I just wish the subject had been treated more as a positive expansion of love in its own right, rather than as a workaround for monogamy's failures.

Also, I was glad to see the "poly-agony" warning — for people who might get the notion that this is something you can just run out and do without a lot of conscious mutual relationship work. Some people seem naturally born to polyamory and swim in it as easily as fish in water. Most people aren't, and have to do more relearning and self-training than they may expect. (Of course you never have to; don't let anyone bullshit you into poly against your better judgment.)

The article goes on to quote an interesting extreme statement:

...Many people believe monogamy is completely on its way out. French author Jacques Attali in recent years wrote [in Foreign Policy magazine], "Monogamy, which is really no more than a useful social convention, will not survive. It has rarely been honored in practice; soon, it will vanish even as an ideal."

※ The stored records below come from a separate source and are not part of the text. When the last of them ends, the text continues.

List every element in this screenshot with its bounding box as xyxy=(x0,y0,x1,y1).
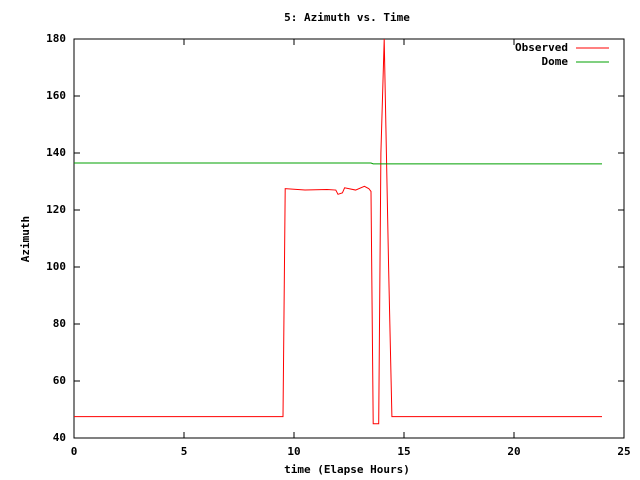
y-tick-label: 180 xyxy=(46,32,66,45)
x-tick-label: 20 xyxy=(507,445,520,458)
legend-label: Dome xyxy=(542,55,569,68)
y-tick-label: 140 xyxy=(46,146,66,159)
x-tick-label: 25 xyxy=(617,445,630,458)
y-axis-label: Azimuth xyxy=(19,216,32,262)
x-tick-label: 10 xyxy=(287,445,300,458)
y-tick-label: 100 xyxy=(46,260,66,273)
x-tick-label: 0 xyxy=(71,445,78,458)
plot-frame xyxy=(73,38,625,439)
data-line xyxy=(74,162,602,165)
y-tick-label: 40 xyxy=(53,431,66,444)
y-tick-label: 160 xyxy=(46,89,66,102)
chart-title: 5: Azimuth vs. Time xyxy=(284,11,410,24)
x-tick-label: 5 xyxy=(181,445,188,458)
x-axis-label: time (Elapse Hours) xyxy=(284,463,410,476)
y-tick-label: 120 xyxy=(46,203,66,216)
y-tick-label: 80 xyxy=(53,317,66,330)
legend-label: Observed xyxy=(515,41,568,54)
data-line xyxy=(74,38,602,425)
x-tick-label: 15 xyxy=(397,445,410,458)
y-tick-label: 60 xyxy=(53,374,66,387)
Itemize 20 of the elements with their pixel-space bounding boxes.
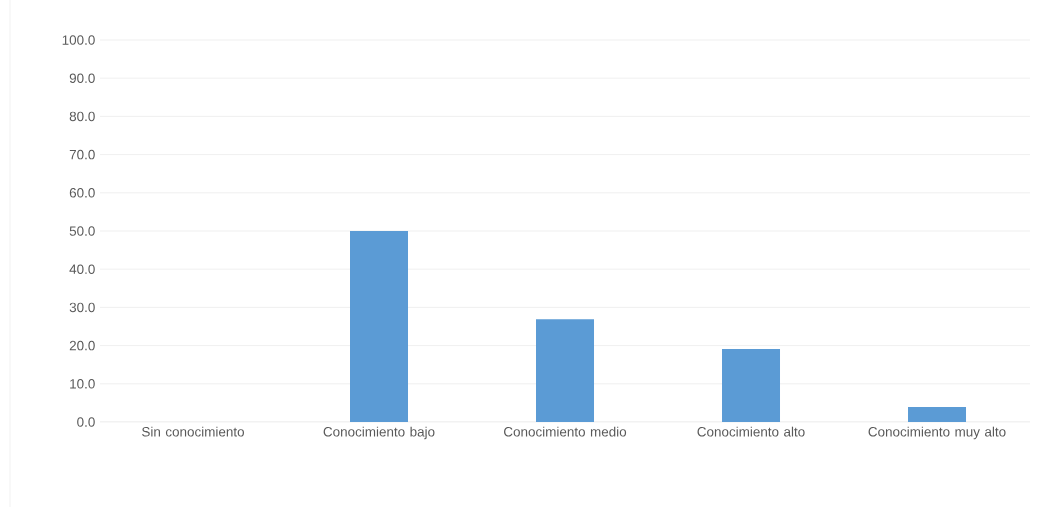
y-tick-label: 40.0 [69,264,95,274]
x-tick-label: Conocimiento bajo [323,426,435,440]
y-tick-label: 0.0 [77,417,95,427]
y-tick-label: 60.0 [69,188,95,198]
x-tick-label: Conocimiento medio [504,426,627,437]
y-tick-label: 50.0 [69,226,95,236]
y-tick-label: 90.0 [69,73,95,83]
y-tick-label: 70.0 [69,149,95,160]
bar [350,231,408,422]
y-tick-label: 20.0 [69,340,95,351]
y-tick-label: 30.0 [69,302,95,313]
y-tick-label: 100.0 [62,35,95,45]
x-tick-label: Conocimiento alto [697,426,805,437]
y-tick-label: 10.0 [70,379,95,389]
bar [536,319,595,422]
bar [908,407,967,422]
y-tick-label: 80.0 [69,111,95,122]
bar [722,349,781,422]
x-tick-label: Sin conocimiento [142,426,245,437]
x-tick-label: Conocimiento muy alto [868,426,1006,440]
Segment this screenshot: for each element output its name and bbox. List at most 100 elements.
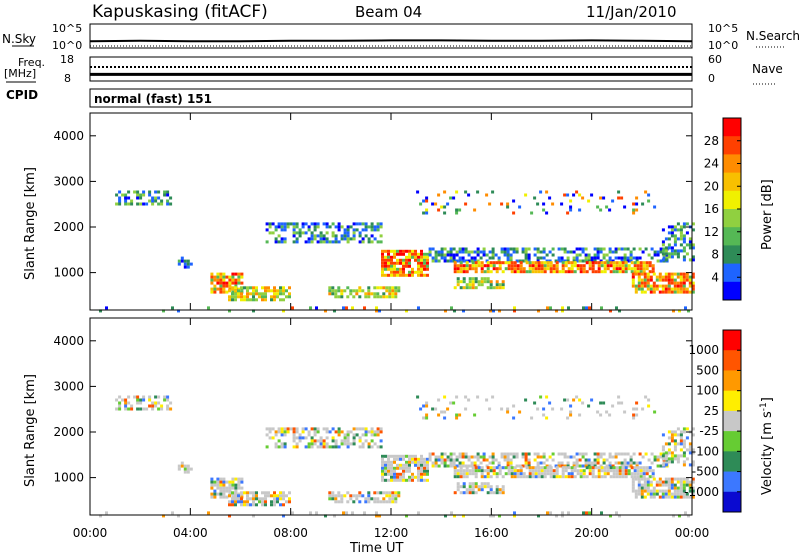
velocity-ylabel: Slant Range [km] — [23, 374, 38, 487]
nsearch-tick-top: 10^5 — [708, 22, 738, 35]
power-cell — [643, 272, 647, 276]
velocity-cell — [498, 466, 502, 470]
velocity-cell — [575, 395, 579, 399]
power-cell — [270, 298, 273, 302]
power-cell — [691, 258, 695, 262]
velocity-colorbar-label: Velocity [m s-1] — [759, 397, 775, 495]
velocity-cell — [593, 452, 597, 456]
power-cell — [648, 261, 652, 265]
power-cell — [603, 267, 607, 271]
velocity-cell — [640, 492, 644, 496]
power-cell — [352, 228, 356, 232]
velocity-cell — [688, 486, 692, 490]
power-cell — [423, 264, 426, 268]
velocity-cell — [591, 472, 595, 476]
power-cell — [456, 267, 460, 271]
velocity-cell — [579, 469, 583, 473]
velocity-cell — [405, 463, 408, 467]
velocity-cell — [231, 500, 234, 504]
velocity-cell — [489, 514, 492, 518]
velocity-cell — [231, 495, 235, 499]
velocity-cell — [228, 480, 232, 484]
velocity-cell — [381, 463, 384, 467]
velocity-cell — [237, 486, 241, 490]
velocity-cell — [225, 495, 229, 499]
velocity-cell — [533, 401, 537, 405]
power-cell — [331, 292, 335, 296]
power-cell — [673, 272, 677, 276]
power-cell — [331, 289, 335, 293]
velocity-cell — [328, 497, 332, 501]
power-cell — [503, 250, 507, 254]
power-cell — [420, 261, 423, 265]
velocity-cell — [408, 469, 411, 473]
velocity-cell — [652, 486, 656, 490]
power-cell — [468, 280, 472, 284]
velocity-unit-exponent: -1 — [759, 402, 769, 411]
power-cell — [213, 290, 217, 294]
velocity-cell — [414, 457, 417, 461]
range-tick-label: 3000 — [53, 379, 84, 393]
power-cell — [210, 281, 214, 285]
velocity-cell — [456, 482, 460, 486]
power-cell — [471, 283, 475, 287]
velocity-cell — [640, 489, 644, 493]
velocity-cell — [691, 477, 695, 481]
velocity-cell — [623, 464, 627, 468]
velocity-cell — [682, 430, 686, 434]
power-cell — [417, 270, 420, 274]
velocity-cell — [426, 466, 429, 470]
power-cell — [566, 193, 570, 197]
power-cell — [519, 261, 523, 265]
power-cell — [664, 290, 668, 294]
velocity-cell — [295, 445, 299, 449]
power-cell — [310, 240, 314, 244]
power-cell — [676, 228, 680, 232]
velocity-cell — [588, 466, 592, 470]
power-cell — [157, 196, 161, 200]
power-cell — [573, 270, 577, 274]
velocity-cell — [570, 469, 574, 473]
velocity-cell — [670, 433, 674, 437]
velocity-cell — [612, 475, 616, 479]
power-cell — [467, 250, 471, 254]
velocity-cell — [298, 439, 302, 443]
velocity-cell — [449, 461, 453, 465]
velocity-cell — [506, 455, 510, 459]
power-cell — [670, 231, 674, 235]
velocity-colorbar-tick-label: -100 — [692, 444, 719, 458]
power-cell — [688, 237, 692, 241]
power-cell — [531, 267, 535, 271]
power-cell — [509, 259, 513, 263]
power-cell — [600, 264, 604, 268]
power-cell — [292, 234, 296, 238]
velocity-cell — [567, 466, 571, 470]
power-cell — [261, 298, 264, 302]
power-cell — [673, 237, 677, 241]
velocity-cell — [656, 464, 660, 468]
velocity-cell — [638, 452, 642, 456]
cpid-frame — [89, 88, 693, 108]
velocity-cell — [566, 398, 570, 402]
power-cell — [264, 292, 267, 296]
velocity-cell — [414, 475, 417, 479]
power-cell — [673, 240, 677, 244]
power-cell — [643, 275, 647, 279]
power-cell — [337, 225, 341, 229]
velocity-cell — [240, 495, 244, 499]
power-cell — [646, 278, 650, 282]
power-cell — [414, 255, 417, 259]
velocity-cell — [358, 494, 362, 498]
power-cell — [667, 255, 671, 259]
power-cell — [411, 270, 414, 274]
power-cell — [139, 196, 143, 200]
power-cell — [464, 250, 468, 254]
velocity-cell — [405, 514, 408, 518]
power-cell — [384, 249, 387, 253]
power-cell — [379, 240, 383, 244]
power-cell — [637, 278, 641, 282]
velocity-cell — [637, 483, 641, 487]
time-tick-label: 12:00 — [374, 526, 409, 540]
power-cell — [632, 202, 636, 206]
power-colorbar-tick-label: 20 — [704, 179, 719, 193]
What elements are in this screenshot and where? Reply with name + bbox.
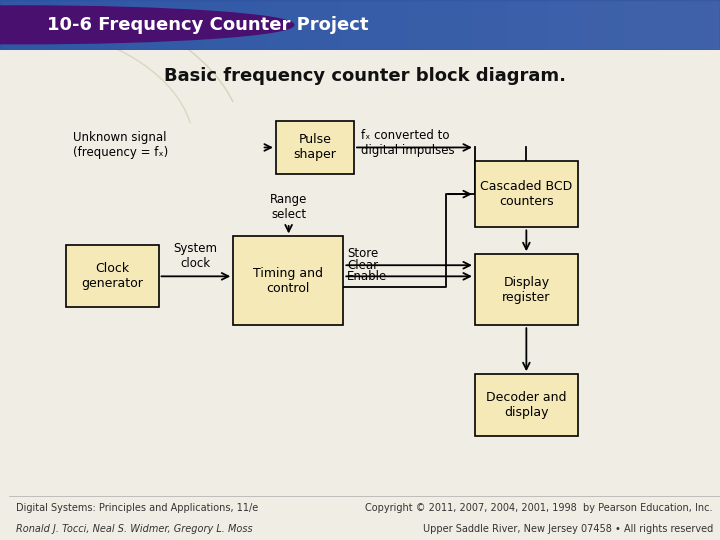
Text: Pulse
shaper: Pulse shaper [294, 133, 336, 161]
FancyBboxPatch shape [276, 121, 354, 174]
Text: Digital Systems: Principles and Applications, 11/e: Digital Systems: Principles and Applicat… [17, 503, 258, 513]
Text: Enable: Enable [347, 270, 387, 283]
Text: Ronald J. Tocci, Neal S. Widmer, Gregory L. Moss: Ronald J. Tocci, Neal S. Widmer, Gregory… [17, 523, 253, 534]
Circle shape [0, 6, 294, 44]
Text: Unknown signal
(frequency = fₓ): Unknown signal (frequency = fₓ) [73, 131, 168, 159]
Text: Clock
generator: Clock generator [81, 262, 143, 291]
FancyBboxPatch shape [474, 374, 578, 436]
Text: Upper Saddle River, New Jersey 07458 • All rights reserved: Upper Saddle River, New Jersey 07458 • A… [423, 523, 713, 534]
FancyBboxPatch shape [474, 254, 578, 325]
Text: Clear: Clear [347, 259, 378, 272]
Text: System
clock: System clock [174, 242, 217, 269]
Text: Store: Store [347, 247, 378, 260]
FancyBboxPatch shape [474, 161, 578, 227]
Text: Cascaded BCD
counters: Cascaded BCD counters [480, 180, 572, 208]
Text: fₓ converted to
digital impulses: fₓ converted to digital impulses [361, 129, 455, 157]
FancyBboxPatch shape [66, 245, 158, 307]
Text: Range
select: Range select [270, 193, 307, 221]
Text: Basic frequency counter block diagram.: Basic frequency counter block diagram. [163, 68, 566, 85]
FancyBboxPatch shape [233, 237, 343, 325]
Text: Copyright © 2011, 2007, 2004, 2001, 1998  by Pearson Education, Inc.: Copyright © 2011, 2007, 2004, 2001, 1998… [365, 503, 713, 513]
Text: 10-6 Frequency Counter Project: 10-6 Frequency Counter Project [47, 16, 369, 34]
Text: Timing and
control: Timing and control [253, 267, 323, 295]
Text: Decoder and
display: Decoder and display [486, 391, 567, 419]
Text: Display
register: Display register [502, 275, 551, 303]
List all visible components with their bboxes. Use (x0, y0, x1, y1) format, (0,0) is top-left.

I doubt it. For one thing, consider some statistics of poly relationships. Although I don't know hard numbers, there certainly seem to be more vees than fully interlinked triads; more triads than quads; more quads than quints. The trend is clear: the more complex the setup, the less often it occurs in nature.

Extrapolate this trend backward, and the simplest arrangement is a couple (which has only 1 person-to-person relationship, compared to a vee's 2, a full triad's 3, a quad's 6, and a quint's 10). So for this reason alone, I think that some form of monogamy will always remain the most common relationship choice — even in a completely poly-aware and poly-accepting future.

Read the whole article (Oct. 28, 2009). And join the comments. Remember, late comments are important, because in a most-recent-first ordering, they will stay on top for a long time if the fuss has died down.

A condensed version of the article appeared a day later on the website of a TV station local to the Missouri man quoted.




Anonymous Anonymous said...

I am the wife of the man interviewed for this article. Overall the article was good. I was disappointed with the question, Is Monogamy Realistic? Of course it is, perhaps the better question would be, Is Monogamy Necessary? For me no, I just happen to be married when I found myself looking into the poly lifestyle.

Even poly people build their own framework for monogamy within polamory. Polyfidelity is one such framework.

It is refreshing to see mainstream media putting out articles on polyamory. Because living in the religious conservative area I do, I don't have access to a whole lot of support. In fact, I would more than likely be fired from my job for loving another man openly, while married to my husband. It would be more acceptable for me to have an affair.

I stumbled across your blog a few weeks ago. Thank you for providing an intelligent viewpoint and interesting articles.